I later learnt that Zito was one of the most infamous mobsters, who controlled criminal activities in the state of Illinois for more than twenty years. It so happened that this is where Ruby was from. Zito was charm personified when we met him, and you would never for a moment have thought that here was a crime boss who had worked his way up the criminal ladder after starting off as a bootlegger during prohibition before making his way into the seedy rackets of prostitution and illegal gambling.
I never met him again, as he died shortly after our meeting in 1974. But it just shows you who you can meet and what can happen when you travel all around the world.
——
About two years later, after my trip with Pat Spillane to the Bahamas, I was back at the Superstars and met Gerd Müller, who had scored ten goals in the 1970 World Cup and then four more in the 1974 World Cup, thus becoming the highest scorer of goals in the history of the World Cup until recently, when Ronaldo scored fifteen.
As we were waiting for the camera crew to set up we played five-a-side football and I got to see this German legend up close on the play. Now, not many fellows can say they have done that, calling passes from him and passes to him. He spoke only German, but we were able to communicate, because a ball is a bloody ball.
Another famous man who compe
ted in the Superstars was Ed Moses, the greatest 400-metre hurdler in history. He held the world record for donkeys’ years. He had competed in the Superstars show a few years earlier, and we had got to know one another then, because I was with him for about four or five days on set and we would do little one-to-one interviews.
During the Olympic Games in Los Angeles in 1984 I was outside the gates of the Coliseum one day waiting for the traffic lights to change so as to walk across, and right there beside me was Ed Moses.
As we stood at the traffic lights a car pulled up in front of us in which there were three or four Irishmen, who called out to me.
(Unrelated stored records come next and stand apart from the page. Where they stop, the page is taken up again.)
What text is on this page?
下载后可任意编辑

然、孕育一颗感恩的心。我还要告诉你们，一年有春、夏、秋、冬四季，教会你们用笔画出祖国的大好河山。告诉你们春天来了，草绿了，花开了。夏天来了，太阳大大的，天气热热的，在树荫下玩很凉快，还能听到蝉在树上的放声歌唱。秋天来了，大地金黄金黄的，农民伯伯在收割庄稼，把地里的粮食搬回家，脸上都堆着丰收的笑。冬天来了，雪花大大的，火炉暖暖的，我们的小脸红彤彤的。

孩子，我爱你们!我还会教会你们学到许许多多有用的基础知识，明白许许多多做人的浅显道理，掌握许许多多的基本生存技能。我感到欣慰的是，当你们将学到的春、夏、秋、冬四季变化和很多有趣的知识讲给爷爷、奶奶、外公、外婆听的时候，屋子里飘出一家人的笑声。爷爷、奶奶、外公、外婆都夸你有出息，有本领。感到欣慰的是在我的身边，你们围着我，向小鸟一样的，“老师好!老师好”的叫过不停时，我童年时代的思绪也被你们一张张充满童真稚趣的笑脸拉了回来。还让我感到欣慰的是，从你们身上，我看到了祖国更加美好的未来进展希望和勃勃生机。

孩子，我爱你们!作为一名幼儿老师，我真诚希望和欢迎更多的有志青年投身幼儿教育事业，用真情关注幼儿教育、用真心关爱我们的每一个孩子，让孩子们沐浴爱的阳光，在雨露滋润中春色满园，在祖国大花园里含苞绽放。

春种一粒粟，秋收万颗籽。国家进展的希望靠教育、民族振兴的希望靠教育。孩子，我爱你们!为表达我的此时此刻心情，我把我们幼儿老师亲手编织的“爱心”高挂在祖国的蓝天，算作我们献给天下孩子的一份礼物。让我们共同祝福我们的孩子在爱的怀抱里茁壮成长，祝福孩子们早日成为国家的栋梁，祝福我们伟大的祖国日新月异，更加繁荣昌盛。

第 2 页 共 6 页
Amazingly, I noticed that inside the car was Bob Tisdall, who had won the 400-metre hurdles in 1932 and on the same track as the man beside me, Ed Moses! There wouldn’t have been more than three yards between the car and where Ed Moses was standing. In that space were the only two men who had won the same event in the same stadium, in 1932 and 1984. The Olympic Games in both years were held on the same track in the Coliseum in Los Angeles, the only time this has ever happened.
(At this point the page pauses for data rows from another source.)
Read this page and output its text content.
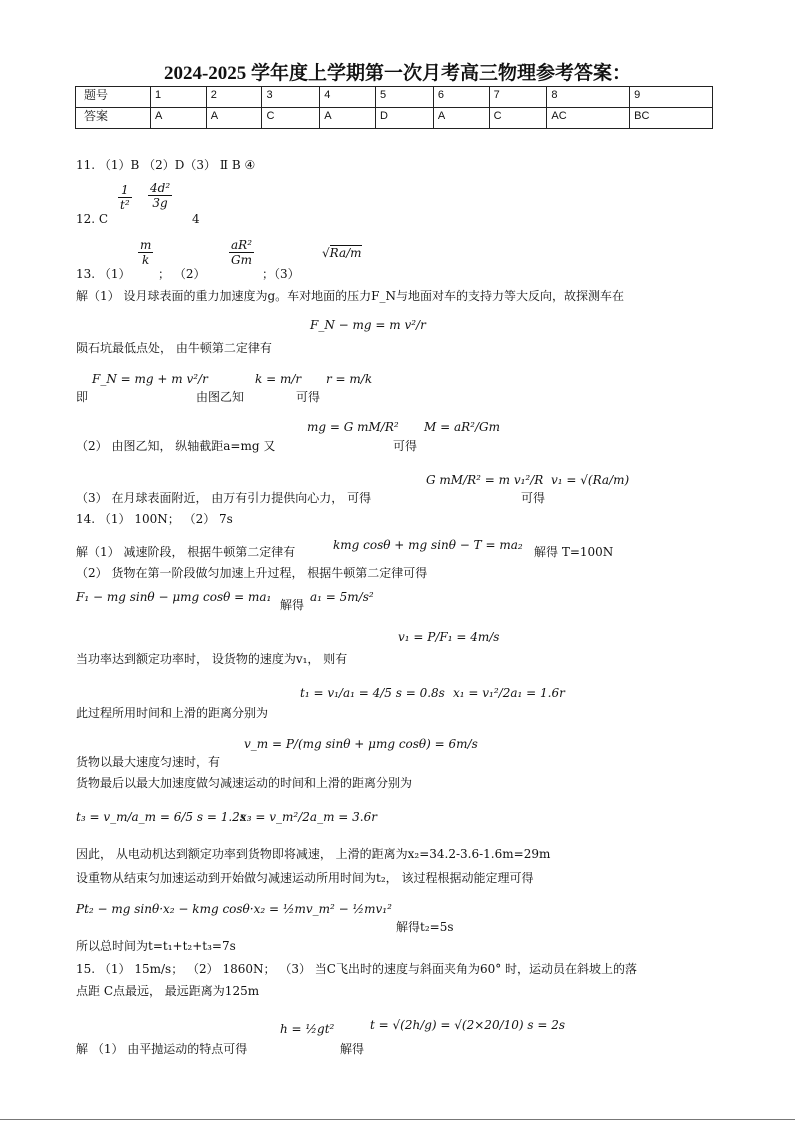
2024-2025 学年度上学期第一次月考高三物理参考答案：
题号	1	2	3	4	5	6	7	8	9
答案	A	A	C	A	D	A	C	AC	BC
11. （1）B （2）D（3） Ⅱ B ④
12. C
$\frac{1}{\text{t²}} \frac{\text{4d²}}{3g}$
4
13. （1）
$\frac{m}{k}$
； （2）
$\frac{\text{aR²}}{Gm}$
；（3）
√Ra/m
解（1） 设月球表面的重力加速度为g。车对地面的压力F_N与地面对车的支持力等大反向，故探测车在
F_N − mg = m v²/r
陨石坑最低点处， 由牛顿第二定律有
即
F_N = mg + m v²/r
由图乙知
k = m/r
可得
r = m/k
（2） 由图乙知， 纵轴截距a=mg 又
mg = G mM/R²
可得
M = aR²/Gm
（3） 在月球表面附近， 由万有引力提供向心力， 可得
G mM/R² = m v₁²/R
可得
v₁ = √(Ra/m)
14. （1） 100N； （2） 7s
解（1） 减速阶段， 根据牛顿第二定律有	kmg cosθ + mg sinθ − T = ma₂ 解得 T=100N
（2） 货物在第一阶段做匀加速上升过程， 根据牛顿第二定律可得
F₁ − mg sinθ − μmg cosθ = ma₁
解得
a₁ = 5m/s²
v₁ = P/F₁ = 4m/s
当功率达到额定功率时， 设货物的速度为v₁， 则有
t₁ = v₁/a₁ = 4/5 s = 0.8s x₁ = v₁²/2a₁ = 1.6r
此过程所用时间和上滑的距离分别为
v_m = P/(mg sinθ + μmg cosθ) = 6m/s
货物以最大速度匀速时，有
货物最后以最大加速度做匀减速运动的时间和上滑的距离分别为
t₃ = v_m/a_m = 6/5 s = 1.2s
x₃ = v_m²/2a_m = 3.6r
因此， 从电动机达到额定功率到货物即将减速， 上滑的距离为x₂=34.2-3.6-1.6m=29m
设重物从结束匀加速运动到开始做匀减速运动所用时间为t₂， 该过程根据动能定理可得
Pt₂ − mg sinθ·x₂ − kmg cosθ·x₂ = ½mv_m² − ½mv₁²
解得t₂=5s
所以总时间为t=t₁+t₂+t₃=7s
15. （1） 15m/s； （2） 1860N； （3） 当C飞出时的速度与斜面夹角为60° 时，运动员在斜坡上的落
点距 C点最远， 最远距离为125m
h = ½gt²	t = √(2h/g) = √(2×20/10) s = 2s
解 （1） 由平抛运动的特点可得	解得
Being there waiting at the traffic lights was one of those moments when you wish you had a camera. And I wish now I had had the good sense to say to Ed Moses, ‘Here’s a special man I want you to meet,’ and stop the car. It was just too awkward, because the lights changed quickly and the car had to move on. Neither of them knew the other was there—a historic moment for a sports buff like me.
——
The tragic events of Munich were still fresh in everybody’s minds when only two years later West Germany staged the 1974 World Cup. Even though I had been to the 1966 World Cup in England, this was the first World Cup that I was sent to cover for RTE. I had been bitterly disappointed when RTE told us they had no budget to send anybody over to cover the 1970 World Cup in Mexico. It was painful doing all the commentary for the games in the studio, knowing that I was missing out on witnessing at first hand one of the most exciting World Cups in living memory.